Past

After completing my VMBO-T, HAVO, and VWO education in high school, I embarked on my journey with a clear goal in mind. I wanted a career that allowed me to work on diverse topics and express my creativity. My broad interests in various subjects fueled my desire to create innovative products or services that could make a significant impact and eventually lead to starting my own company. Industrial design offered the perfect blend of technology, theory, and creativity, which immediately resonated with me. Starting my studies at the TU/e I did not know much about design and design research nor did I know what to expect. However, it soon became clear to me that this study required me to create my own path and focus on becoming the designer I wanted to be. This led me to set up three core goals that evolved over the years:

1. Finding my Professional Identity and Vision to communicate who I am as a designer

2. Specializing in the expertise areas of Business & Entrepreneurship | Creativity & Aesthetics

3. Starting my own design studio | Studio Dribb

To define my professional identity and vision, I explored a wide range of directions during my bachelor’s degree. By moving across different squads (Games and Play, Vitality, and Artifice), I intentionally developed a broad skill set and perspective on design. Across these projects, a consistent thread emerged: a focus on designing for meaningful user engagement with complex or abstract topics, often within an educational context. Projects such as Snackable, PWFN and especially my Final Bachelor Project within the Artifice squad laid the foundation for this direction, where I focused on making emerging technologies like AI more accessible through experiential and interactive design.

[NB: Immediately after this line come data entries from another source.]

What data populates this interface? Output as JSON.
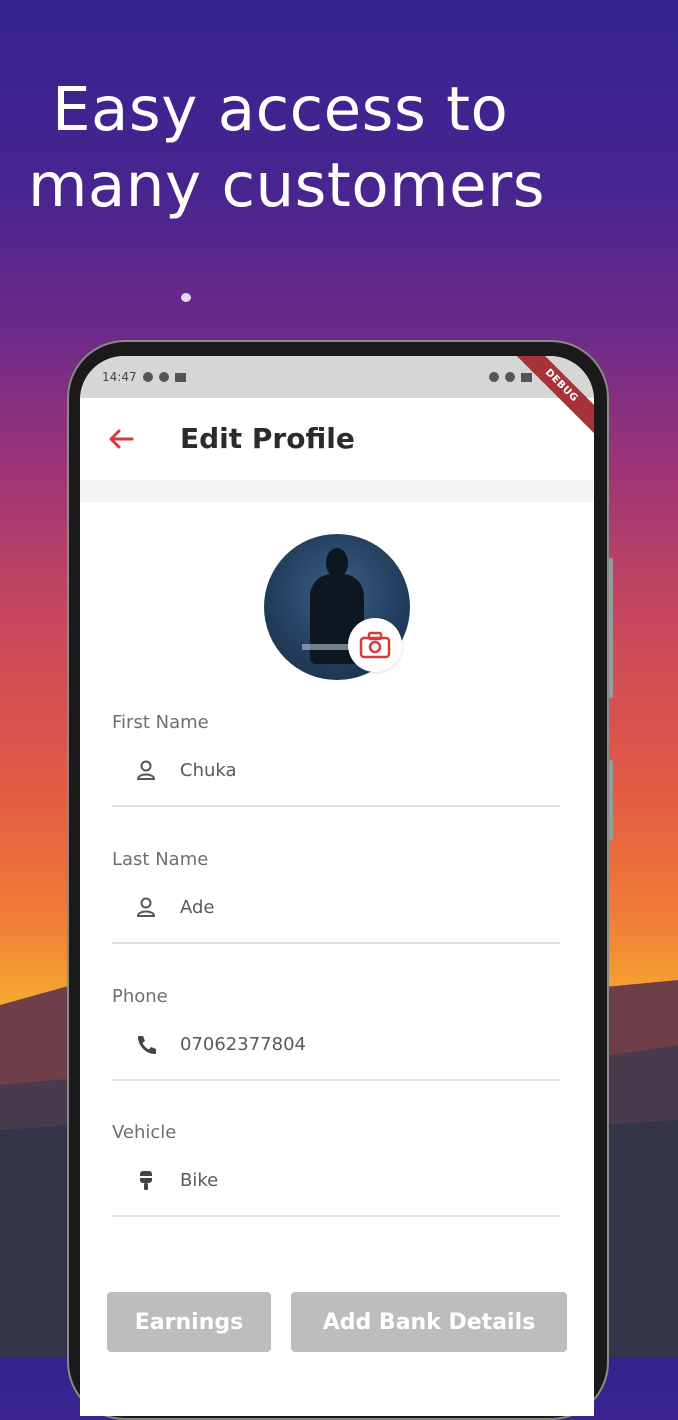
{
  "headline": {
    "line1": "Easy access to",
    "line2": "many customers"
  },
  "phone": {
    "status_bar": {
      "time": "14:47",
      "ribbon": "DEBUG"
    },
    "app_bar": {
      "back_icon": "arrow-left-icon",
      "title": "Edit Profile"
    },
    "avatar": {
      "camera_icon": "camera-icon"
    },
    "fields": [
      {
        "label": "First Name",
        "icon": "person-icon",
        "value": "Chuka"
      },
      {
        "label": "Last Name",
        "icon": "person-icon",
        "value": "Ade"
      },
      {
        "label": "Phone",
        "icon": "phone-icon",
        "value": "07062377804"
      },
      {
        "label": "Vehicle",
        "icon": "bike-icon",
        "value": "Bike"
      }
    ],
    "buttons": {
      "earnings": "Earnings",
      "add_bank": "Add Bank Details"
    }
  },
  "colors": {
    "accent": "#d63a3a",
    "button_disabled": "#bdbdbd",
    "ribbon": "#a7323a"
  }
}
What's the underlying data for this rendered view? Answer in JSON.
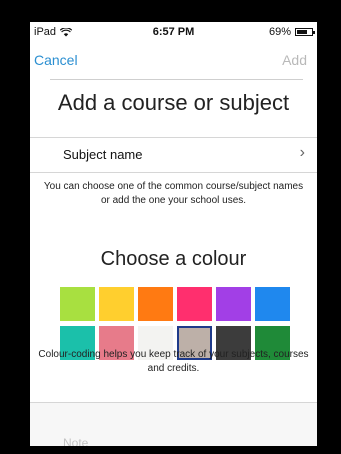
{
  "status_bar": {
    "device": "iPad",
    "time": "6:57 PM",
    "battery": "69%",
    "battery_level": 0.69
  },
  "nav": {
    "cancel_label": "Cancel",
    "add_label": "Add"
  },
  "page_title": "Add a course or subject",
  "subject_row": {
    "label": "Subject name",
    "chevron": "›"
  },
  "help_text": "You can choose one of the common course/subject names or add the one your school uses.",
  "colour_section": {
    "title": "Choose a colour",
    "selected_index": 9,
    "swatches": [
      {
        "name": "lime-green",
        "color": "#a8e040"
      },
      {
        "name": "yellow",
        "color": "#ffcf2e"
      },
      {
        "name": "orange",
        "color": "#ff7a12"
      },
      {
        "name": "pink-red",
        "color": "#ff2f6e"
      },
      {
        "name": "purple",
        "color": "#a23fe6"
      },
      {
        "name": "blue",
        "color": "#1f88ee"
      },
      {
        "name": "teal",
        "color": "#1bc0aa"
      },
      {
        "name": "rose",
        "color": "#e77b8a"
      },
      {
        "name": "white",
        "color": "#f3f3f1"
      },
      {
        "name": "taupe",
        "color": "#bdb0a8"
      },
      {
        "name": "dark-grey",
        "color": "#3c3c3c"
      },
      {
        "name": "green",
        "color": "#1f8a38"
      }
    ]
  },
  "caption": "Colour-coding helps you keep track of your subjects, courses and credits.",
  "note": {
    "placeholder": "Note",
    "value": ""
  }
}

During my master’s, this foundation shifted significantly. Rather than focusing on clarity, usability, or direct educational outcomes, I began to position ambiguity, curiosity and aesthetics as central design materials. Through the development of Studio Dribb and the Ambiguity Driven Design (ADD) methodology, my work evolved from explaining systems to designing artifacts that invite exploration, interpretation and reflection. This shift is also visible in the Artifice client case, where instead of translating theory into clear instructions, I designed an object that allows users to experience and interpret abstract principles through interaction.

This development was strongly shaped by my master courses. In A Designerly Perspective on IoT, I learned the value of rich interaction and how interaction design can move beyond functionality toward experiential depth. Courses such as Creativity and Aesthetics of Data and AI further strengthened my interest in designing with, rather than for, intelligent systems, focusing on how data and AI can be expressed in more aesthetic, engaging and interpretable ways. In parallel, business-oriented courses like Value-Based Leadership in Business Innovation helped me position my work within a broader societal and organizational context, shaping how I frame value, communicate concepts and build a coherent vision around my practice.

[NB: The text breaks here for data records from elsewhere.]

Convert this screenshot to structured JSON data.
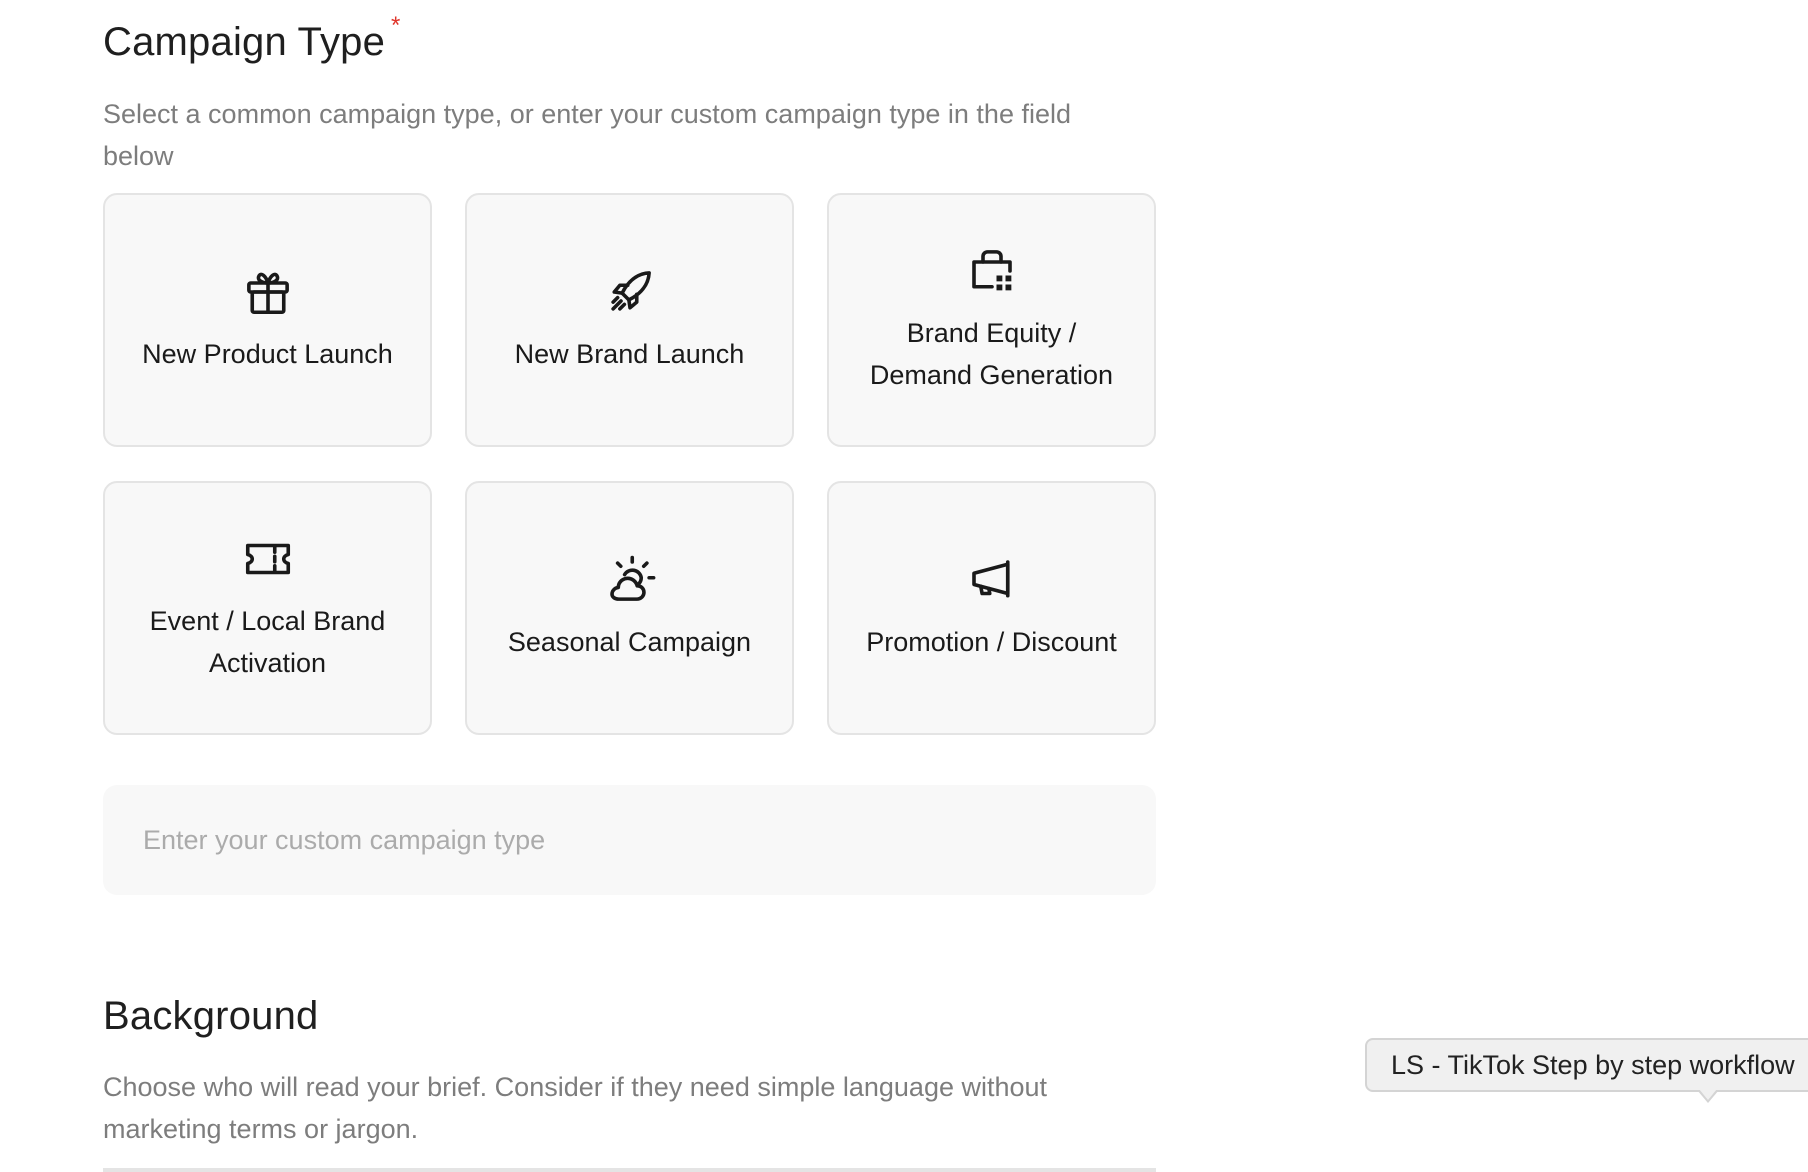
{
  "campaign_type": {
    "title": "Campaign Type",
    "required_marker": "*",
    "description": "Select a common campaign type, or enter your custom campaign type in the field below",
    "options": [
      {
        "label": "New Product Launch",
        "icon": "gift-icon"
      },
      {
        "label": "New Brand Launch",
        "icon": "rocket-icon"
      },
      {
        "label": "Brand Equity / Demand Generation",
        "icon": "shop-grid-icon"
      },
      {
        "label": "Event / Local Brand Activation",
        "icon": "ticket-icon"
      },
      {
        "label": "Seasonal Campaign",
        "icon": "sun-cloud-icon"
      },
      {
        "label": "Promotion / Discount",
        "icon": "megaphone-icon"
      }
    ],
    "custom_input": {
      "value": "",
      "placeholder": "Enter your custom campaign type"
    }
  },
  "background": {
    "title": "Background",
    "description": "Choose who will read your brief. Consider if they need simple language without marketing terms or jargon."
  },
  "tooltip": {
    "text": "LS - TikTok Step by step workflow"
  }
}
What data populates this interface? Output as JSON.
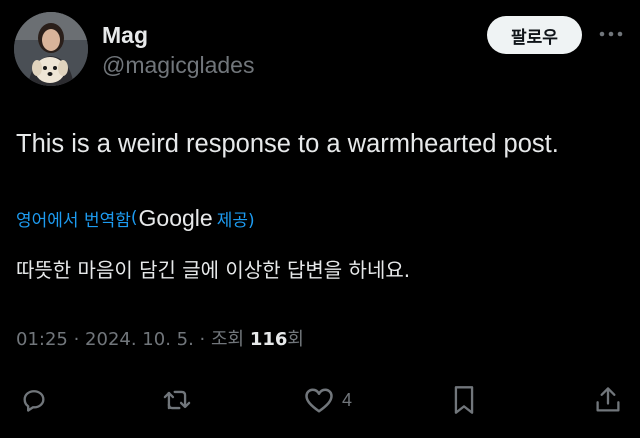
{
  "author": {
    "display_name": "Mag",
    "handle": "@magicglades"
  },
  "follow_label": "팔로우",
  "post": {
    "text": "This is a weird response to a warmhearted post."
  },
  "translation": {
    "link_label": "영어에서 번역함",
    "open_paren": "(",
    "provider": "Google",
    "provided_label": "제공)",
    "text": "따뜻한 마음이 담긴 글에 이상한 답변을 하네요."
  },
  "meta": {
    "time": "01:25",
    "sep1": " · ",
    "date": "2024. 10. 5.",
    "sep2": " · ",
    "views_label": "조회 ",
    "views_count": "116",
    "views_suffix": "회"
  },
  "actions": {
    "like_count": "4"
  },
  "colors": {
    "background": "#000000",
    "primary_text": "#e7e9ea",
    "secondary_text": "#71767b",
    "link": "#1d9bf0",
    "follow_bg": "#eff3f4"
  },
  "icons": [
    "avatar-photo",
    "more-icon",
    "reply-icon",
    "repost-icon",
    "like-icon",
    "bookmark-icon",
    "share-icon"
  ]
}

In summary, my design development has evolved from a user-centered and educational focus toward a more distinct position: designing for engagement with complexity through ambiguity, aesthetics and interaction. This is grounded in a constructivist perspective, where meaning is not delivered but actively constructed through experience. My Final Bachelor Project established the thematic foundation, while my master’s development transformed this into a clear design approach, methodology and studio vision that I will further validate and operationalize in my Final Master Project.